We thank the reviewers once more for visiting this anonymous link. This page serves primarily to provide visualization and further results for the end-to-end benchmarks, as requested by the reviewers, that were not possible to fit in the review. We begin by explaining the live benchmark setup in great detail to avoid any confusion and then provide the results.
We use SGLang, a production-oriented service framework, and run every experiment in its live server mode, ensuring that HTTP parsing, dynamic queueing, and GPU kernel invocation are timed together. Evaluating in this mode exposes the queueing overhead and network latency absent from offline testing, thus revealing how GLA and MLA behave under real deployment constraints. The load generator sends 1280 prompts with a chosen concurrency limit, which controls the number of active requests at once. The server combines these active requests into small batches on the fly, so the limit affects load pressure rather than the fixed batch size. We used the pre-trained weights of the DeepSeek-Coder-V2 Base (236B parameters with 21B active parameters), quantized to FP8, and served with our kernels. For the benchmarks, we set the page size to 64. To simulate GLA, we restructure the MLA latent dimension to GLA with randomly initializing weights since we benchmark performance, not accuracy, in this phase. We also employ chunked-prefills (Agrawal et al., 2023), with a tile length of 8192 tokens, and run the prefill kernel one block at a time. Decode batches are formed independently, so prefill tokens never mix with decode tokens by default.

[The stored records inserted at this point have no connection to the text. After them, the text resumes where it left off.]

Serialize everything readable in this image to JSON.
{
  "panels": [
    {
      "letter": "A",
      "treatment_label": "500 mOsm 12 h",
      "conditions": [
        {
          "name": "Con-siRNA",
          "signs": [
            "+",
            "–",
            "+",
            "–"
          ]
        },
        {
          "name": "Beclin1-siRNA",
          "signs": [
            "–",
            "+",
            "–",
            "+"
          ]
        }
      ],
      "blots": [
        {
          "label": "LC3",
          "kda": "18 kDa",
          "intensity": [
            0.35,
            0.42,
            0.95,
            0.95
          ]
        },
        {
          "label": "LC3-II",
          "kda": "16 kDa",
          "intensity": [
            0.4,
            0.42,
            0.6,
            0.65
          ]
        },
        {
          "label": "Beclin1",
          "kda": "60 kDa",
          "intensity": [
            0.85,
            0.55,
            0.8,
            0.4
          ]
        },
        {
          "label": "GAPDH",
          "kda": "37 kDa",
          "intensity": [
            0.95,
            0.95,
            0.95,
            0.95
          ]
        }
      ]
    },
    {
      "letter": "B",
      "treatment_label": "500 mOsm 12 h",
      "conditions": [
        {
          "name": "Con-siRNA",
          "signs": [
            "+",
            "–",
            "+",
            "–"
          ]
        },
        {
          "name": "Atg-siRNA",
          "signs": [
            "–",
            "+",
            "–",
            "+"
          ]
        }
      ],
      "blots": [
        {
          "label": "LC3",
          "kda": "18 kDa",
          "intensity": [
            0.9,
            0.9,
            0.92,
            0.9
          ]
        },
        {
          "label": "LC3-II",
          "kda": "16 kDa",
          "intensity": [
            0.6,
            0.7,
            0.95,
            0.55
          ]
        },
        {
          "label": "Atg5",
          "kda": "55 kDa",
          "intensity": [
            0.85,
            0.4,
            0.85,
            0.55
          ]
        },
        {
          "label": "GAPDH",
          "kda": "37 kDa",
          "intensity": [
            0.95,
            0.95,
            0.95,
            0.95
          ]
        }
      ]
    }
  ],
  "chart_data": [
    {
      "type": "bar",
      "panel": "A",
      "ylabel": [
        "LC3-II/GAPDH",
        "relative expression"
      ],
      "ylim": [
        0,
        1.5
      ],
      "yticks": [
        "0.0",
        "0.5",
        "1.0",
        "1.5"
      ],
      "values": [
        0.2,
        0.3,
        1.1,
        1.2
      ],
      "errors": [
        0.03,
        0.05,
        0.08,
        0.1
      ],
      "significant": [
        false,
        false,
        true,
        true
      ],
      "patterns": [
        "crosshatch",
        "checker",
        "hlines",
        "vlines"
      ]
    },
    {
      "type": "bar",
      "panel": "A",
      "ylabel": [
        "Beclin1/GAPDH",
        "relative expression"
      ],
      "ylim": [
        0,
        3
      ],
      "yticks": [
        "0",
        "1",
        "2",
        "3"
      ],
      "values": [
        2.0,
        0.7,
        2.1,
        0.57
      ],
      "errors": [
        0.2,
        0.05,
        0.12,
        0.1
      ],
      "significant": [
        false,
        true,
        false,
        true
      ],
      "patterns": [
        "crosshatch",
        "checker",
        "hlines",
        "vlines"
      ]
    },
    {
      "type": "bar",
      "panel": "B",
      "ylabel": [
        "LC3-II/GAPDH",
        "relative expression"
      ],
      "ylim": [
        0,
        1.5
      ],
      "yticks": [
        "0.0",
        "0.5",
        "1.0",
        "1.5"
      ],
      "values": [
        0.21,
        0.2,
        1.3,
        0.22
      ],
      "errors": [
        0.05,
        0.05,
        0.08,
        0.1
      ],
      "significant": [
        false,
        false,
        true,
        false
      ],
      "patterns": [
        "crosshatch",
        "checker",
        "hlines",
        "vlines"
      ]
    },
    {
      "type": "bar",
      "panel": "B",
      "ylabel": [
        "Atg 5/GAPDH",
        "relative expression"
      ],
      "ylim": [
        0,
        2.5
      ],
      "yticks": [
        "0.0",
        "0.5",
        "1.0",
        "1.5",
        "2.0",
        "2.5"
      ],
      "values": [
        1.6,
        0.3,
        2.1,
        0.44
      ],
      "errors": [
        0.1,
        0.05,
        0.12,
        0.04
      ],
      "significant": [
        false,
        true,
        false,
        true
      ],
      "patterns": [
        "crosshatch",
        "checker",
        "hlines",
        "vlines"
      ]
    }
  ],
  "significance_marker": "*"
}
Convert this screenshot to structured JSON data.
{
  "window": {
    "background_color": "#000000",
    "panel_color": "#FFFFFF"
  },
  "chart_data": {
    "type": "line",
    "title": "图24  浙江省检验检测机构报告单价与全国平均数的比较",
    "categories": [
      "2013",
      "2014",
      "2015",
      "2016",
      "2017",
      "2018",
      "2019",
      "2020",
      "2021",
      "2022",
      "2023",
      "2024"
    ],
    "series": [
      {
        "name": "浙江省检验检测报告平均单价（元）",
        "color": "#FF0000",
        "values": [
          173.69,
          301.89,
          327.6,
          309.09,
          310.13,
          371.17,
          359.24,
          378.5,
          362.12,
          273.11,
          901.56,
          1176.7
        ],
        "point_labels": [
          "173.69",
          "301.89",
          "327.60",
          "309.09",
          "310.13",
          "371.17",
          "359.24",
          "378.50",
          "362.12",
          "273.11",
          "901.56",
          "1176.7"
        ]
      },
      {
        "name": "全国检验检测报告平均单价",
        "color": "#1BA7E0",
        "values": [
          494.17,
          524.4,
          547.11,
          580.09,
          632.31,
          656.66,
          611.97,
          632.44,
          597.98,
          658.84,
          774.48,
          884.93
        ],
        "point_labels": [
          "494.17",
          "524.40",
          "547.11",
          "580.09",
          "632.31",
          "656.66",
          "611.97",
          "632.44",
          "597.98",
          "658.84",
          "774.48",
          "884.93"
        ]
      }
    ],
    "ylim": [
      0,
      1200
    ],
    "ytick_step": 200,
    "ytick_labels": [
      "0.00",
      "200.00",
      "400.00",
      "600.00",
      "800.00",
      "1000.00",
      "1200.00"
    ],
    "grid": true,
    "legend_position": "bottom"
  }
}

Every transformer block is sharded across eight GPUs with tensor parallel, while the MoEs feedforward layers are further partitioned by expert parallel. We also benchmark a mix of data parallelism and tensor parallelism, and whenever data parallelism is enabled, only the attention submodule is replicated across data parallel groups. Its outputs are all-gathered before the MoEs feed-forward layer, then redistributed to mitigate the KV cache duplication of MLA. We benchmark a broad spectrum of inference workloads to assess GLA and MLA under both identical parallelism configurations and in cases where GLA employs only tensor parallelism, while MLA combines tensor and data parallelism. We report four service-level metrics: end-to-end (E2E) latency, time-to-first token (TTFT), inter-token latency (ITL), and output throughput. All values in the figures are summarized by their median, which is less sensitive to heavy-tail behavior in large-scale interactive systems.
In this configuration with TP degree 8 across x8 H100 GPUs, GLA-8 employs eight latent heads, where each token has to cache a latent dimension of 256, whereas MLA maintains a 512-dimensional latent cache duplicated across devices. Both methods have decoupled the RoPE dimension of 64. Figures 7 and Table 27 reveal consistent gains for GLA-8 at every load level. With 16 concurrent requests, GLA-8 reduces the median end-to-end latency from 136 to 117 seconds, a reduction of approximately 15%, while increasing token throughput by approximately 17%. When the concurrency limit rises to 64, GLA-8 completes in 179 seconds compared to 381 seconds for MLA, cutting latency by 53% percent; the first token now arrives after 12 seconds rather than about 3 minutes, and throughput grows by about 70% to 1461 tokens per second. Even with 128 concurrent requests, GLA-8 still reduces latency by around 24% and maintains a throughput lead of nearly 60%. These advantages stem from the smaller KV cache footprint of GLA-8 per device, which reduces memory traffic, allows more active requests to fit on the GPUs, and shortens the waiting time before computation can begin.